History in Galveston
Born in xxx, Henry Cohen was the rabbi of Congregation B'nai Israel from 1888 to 1949, a period of rapid growth and heavy immigration from eastern Europe. He worked to ease relations between German Jews and new Jewish immigrants from eastern Europe, who had different cultural values.
In addition, he organized the Galveston Movement, leading it from 1907-1914. Its goal was to attract Jews fleeing Russia and eastern Europe to Galveston and the Gulf Coast rather than the crowded East Coast cities. Ten thousand Jewish immigrants passed through Galveston during this era, approximately one-third the number who migrated to Palestine during the same period. Cohen personally petitioned President William Howard Taft for an immigrant. Members of the congregation would meet Jewish immigrants arriving at the port, and help them find places to stay, work, and to adjust to the United States.

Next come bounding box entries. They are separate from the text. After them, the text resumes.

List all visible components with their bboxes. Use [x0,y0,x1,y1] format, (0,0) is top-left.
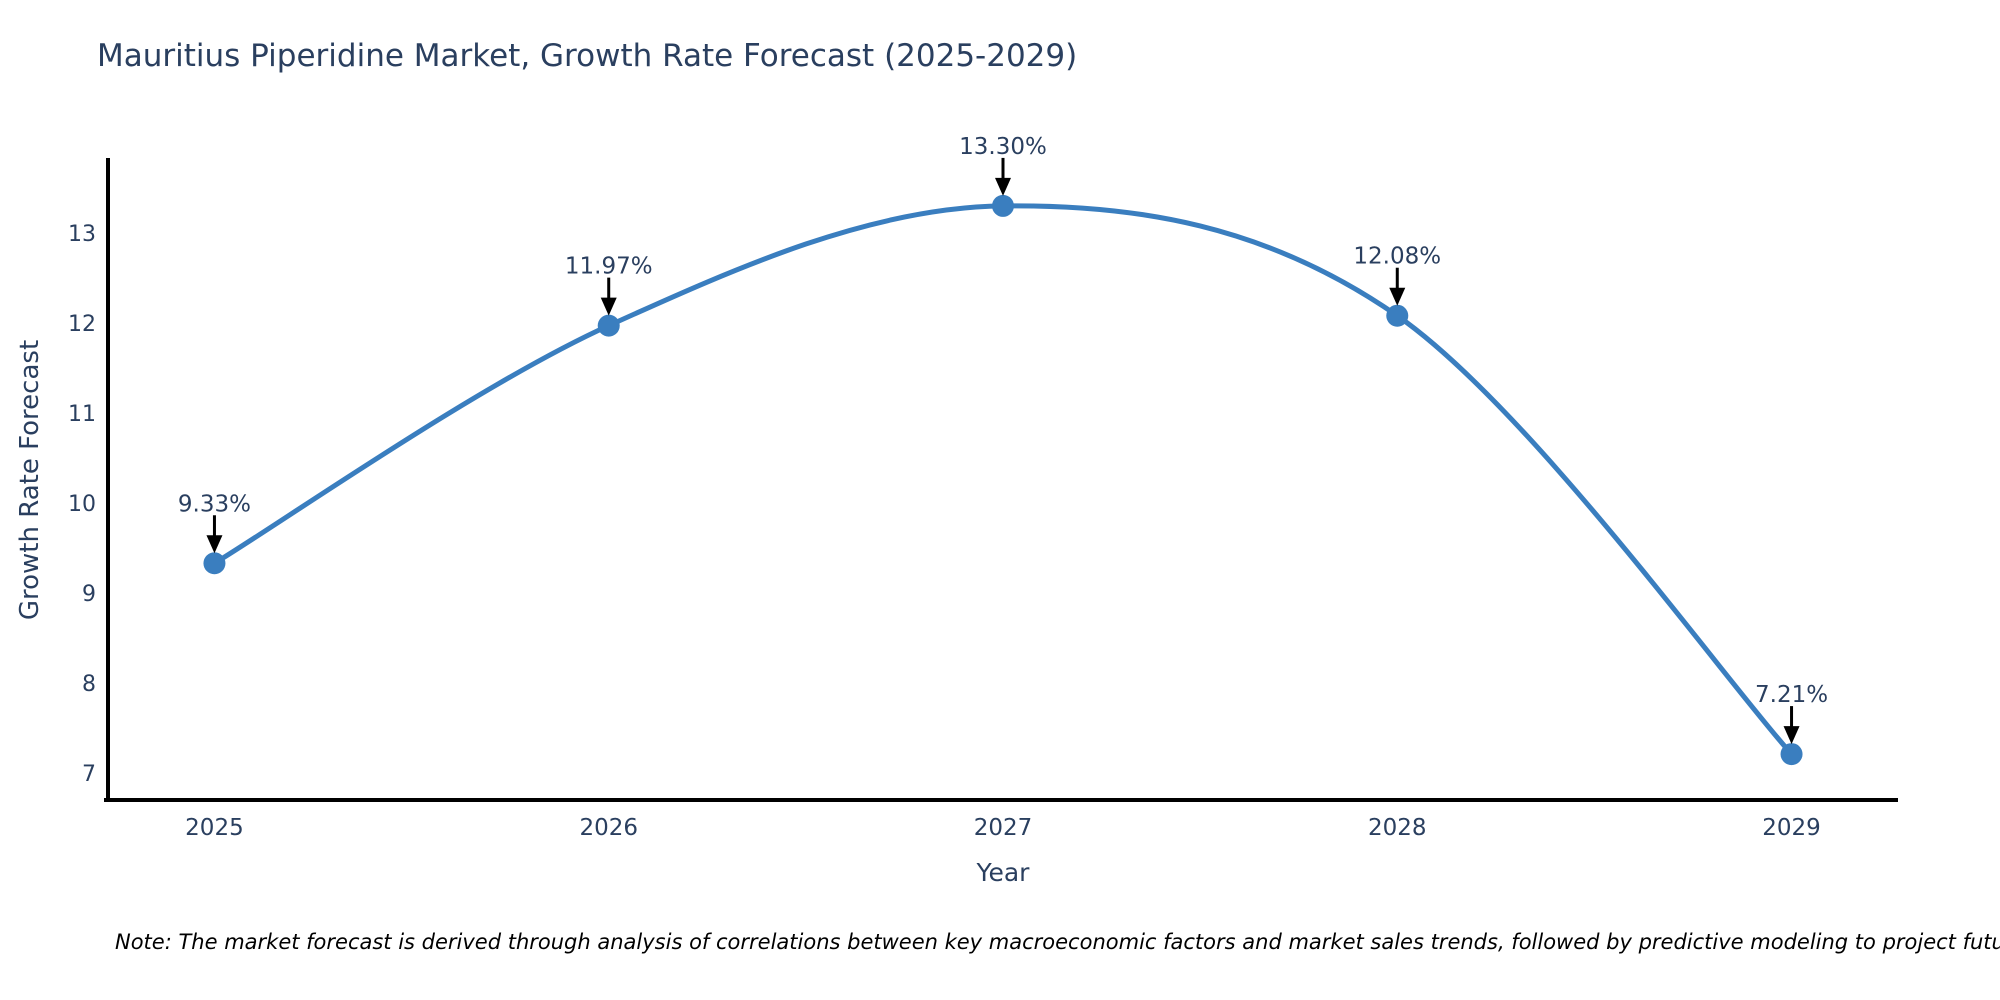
annotation-label: 12.08% [1353,244,1441,270]
footnote: Note: The market forecast is derived thr… [115,930,2000,954]
annotation-arrowhead [206,535,223,554]
y-tick-label: 9 [82,582,96,607]
x-tick-label: 2026 [579,815,638,841]
y-tick-label: 11 [68,402,96,427]
x-axis-title: Year [976,858,1030,887]
data-point-marker [203,552,226,575]
x-tick-label: 2025 [185,815,244,841]
x-tick-label: 2029 [1762,815,1821,841]
annotation-arrowhead [600,297,617,316]
annotation-arrowhead [1389,287,1406,306]
x-tick-label: 2027 [974,815,1033,841]
y-axis-title: Growth Rate Forecast [15,339,45,621]
annotation-label: 7.21% [1755,682,1828,708]
y-tick-label: 10 [68,492,96,517]
data-point-marker [597,314,620,337]
annotation-arrowhead [995,177,1011,196]
annotation-arrowhead [1783,726,1800,745]
y-tick-label: 12 [68,312,96,337]
data-point-marker [992,194,1014,217]
y-tick-label: 13 [68,222,96,247]
trend-spline [211,203,1795,757]
annotation-label: 9.33% [178,491,251,517]
y-tick-label: 7 [82,762,96,787]
annotation-label: 11.97% [565,254,653,280]
data-point-marker [1780,743,1803,766]
y-tick-label: 8 [82,672,96,697]
chart-title: Mauritius Piperidine Market, Growth Rate… [97,38,1078,74]
data-point-marker [1386,304,1409,327]
x-tick-label: 2028 [1368,815,1427,841]
annotation-label: 13.30% [959,134,1047,160]
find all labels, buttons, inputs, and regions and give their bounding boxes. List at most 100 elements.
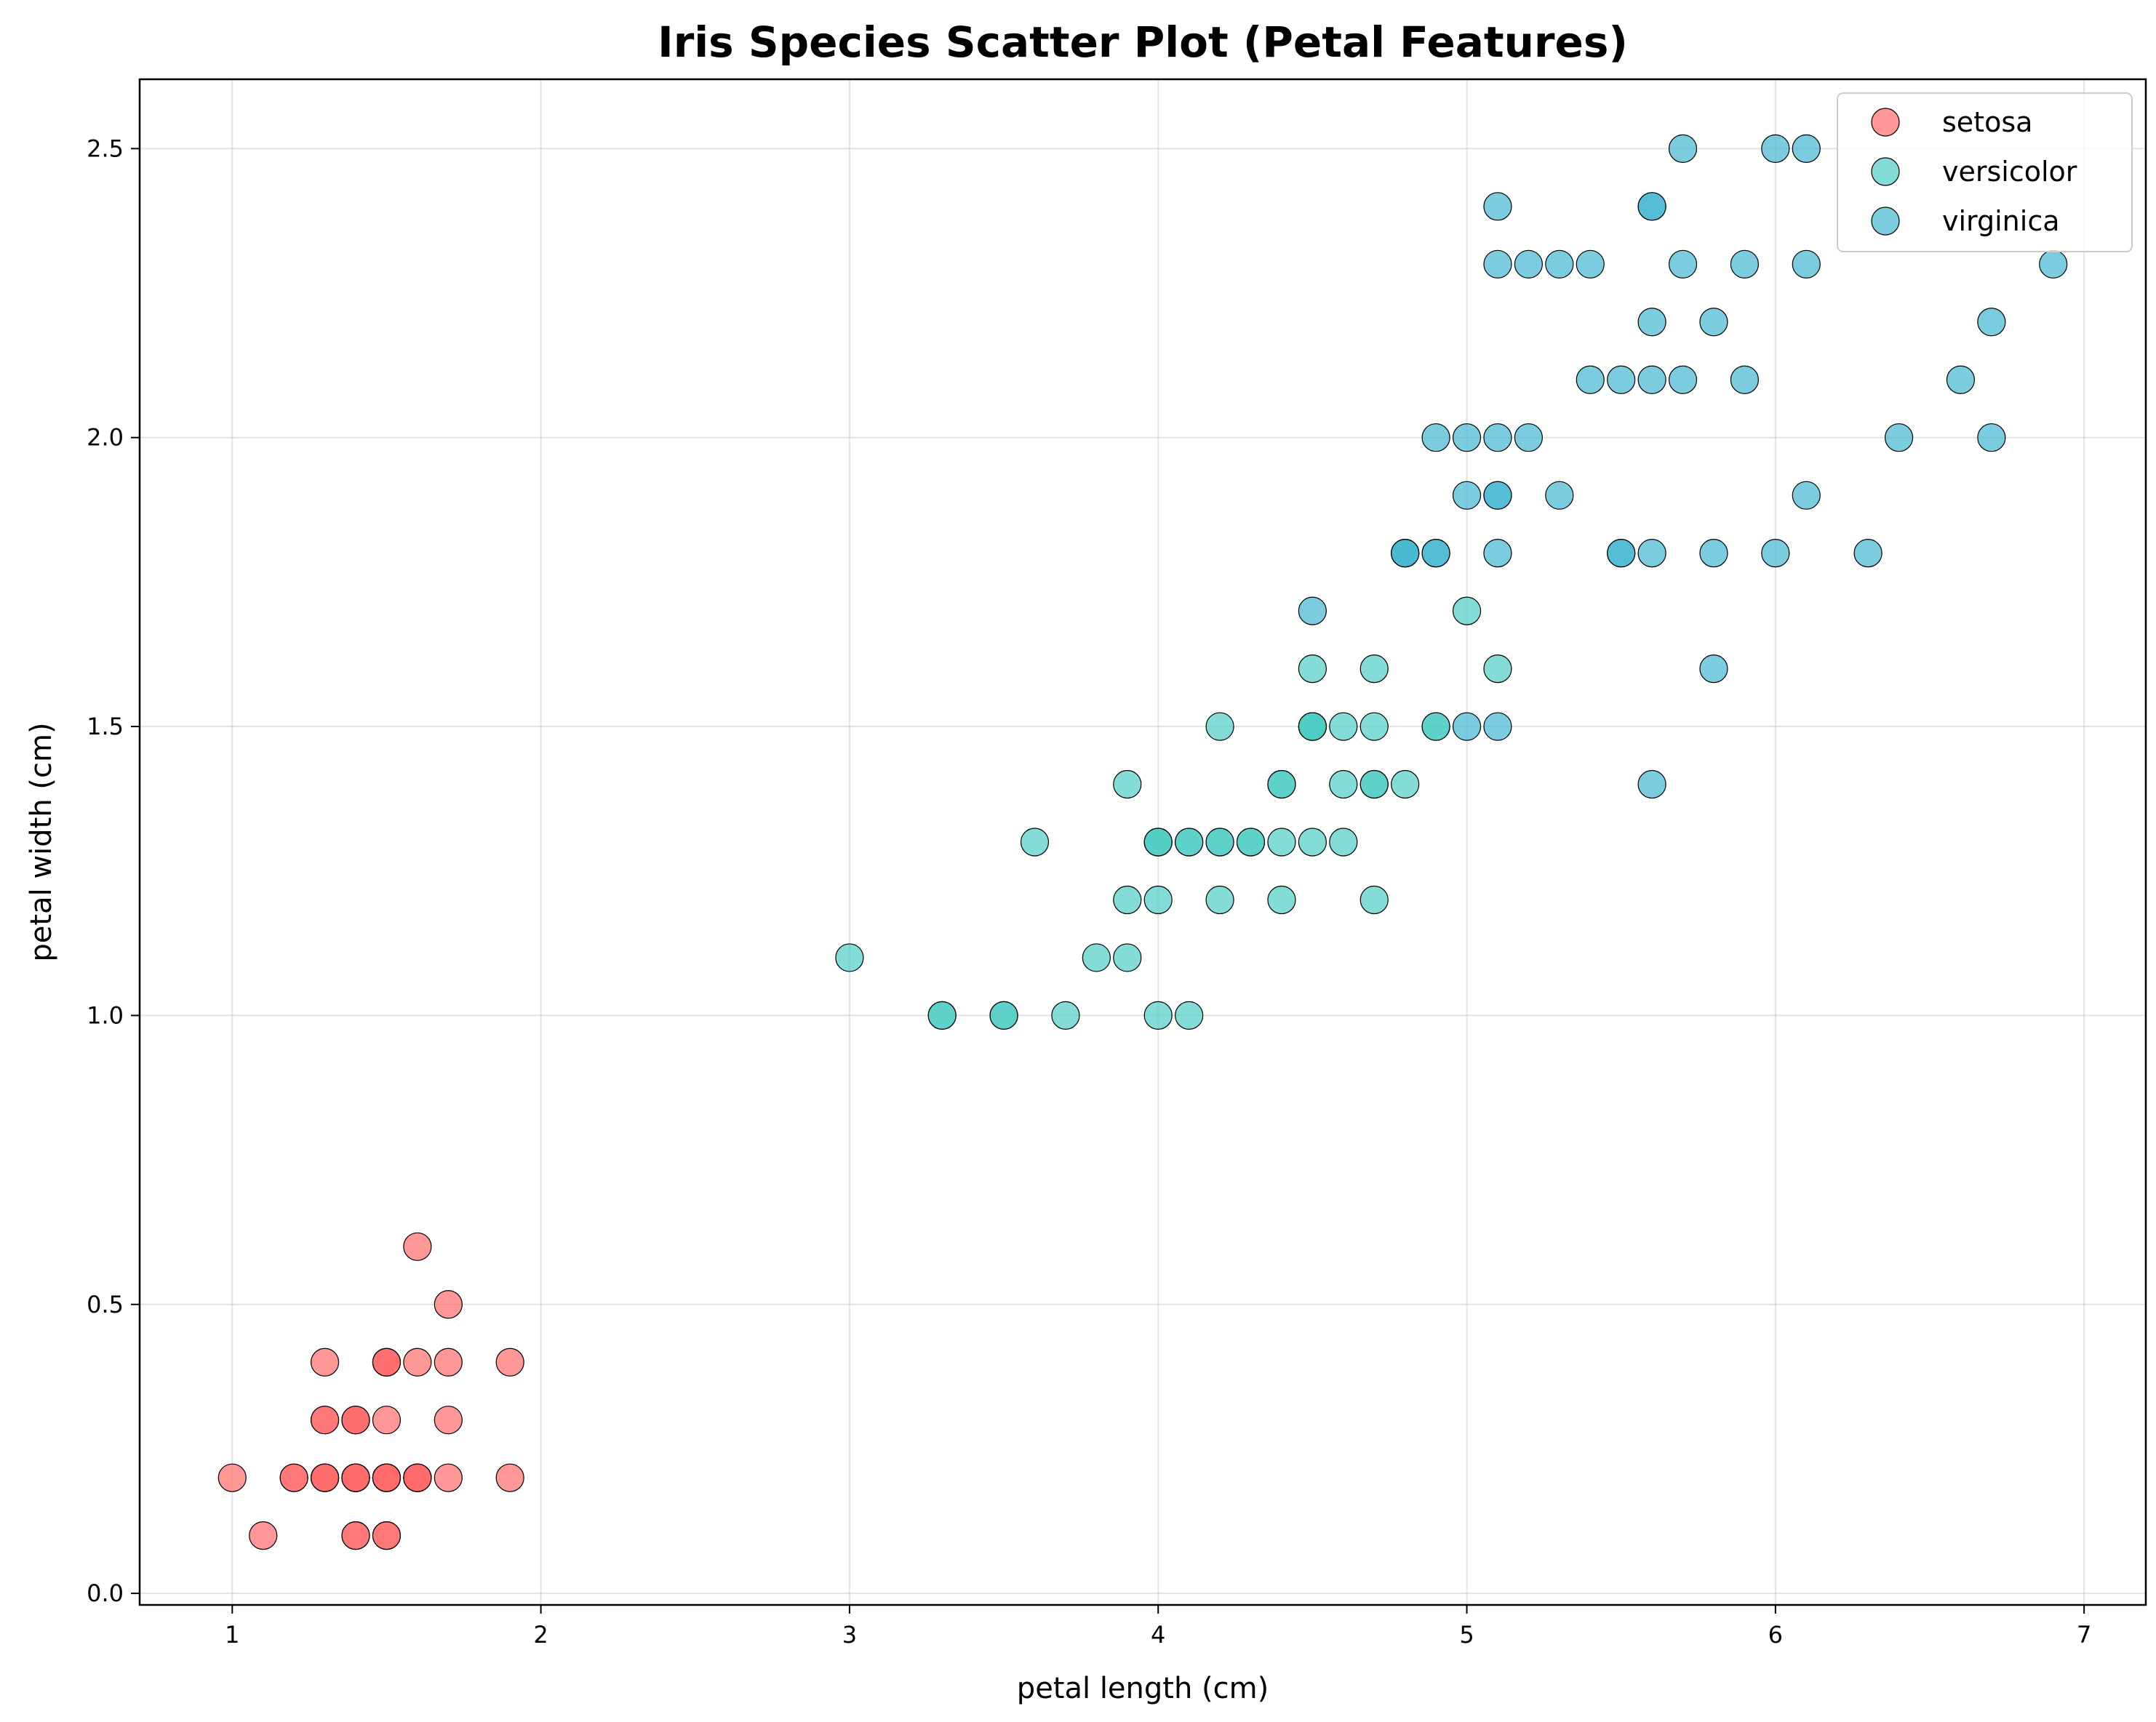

Cohen is also known for having saved a Greek Catholic from deportation from Texas. He worked to persuade the Galveston School Board to banish William Shakespeare’s The Merchant of Venice from the Galveston public schools, as he considered the character of Shylock to be anti-Semitic.
In 1928 Congregation B'nai Israel decided to add a community center on the lot next to their synagogue; they named it the Henry Cohen Community House in his honor.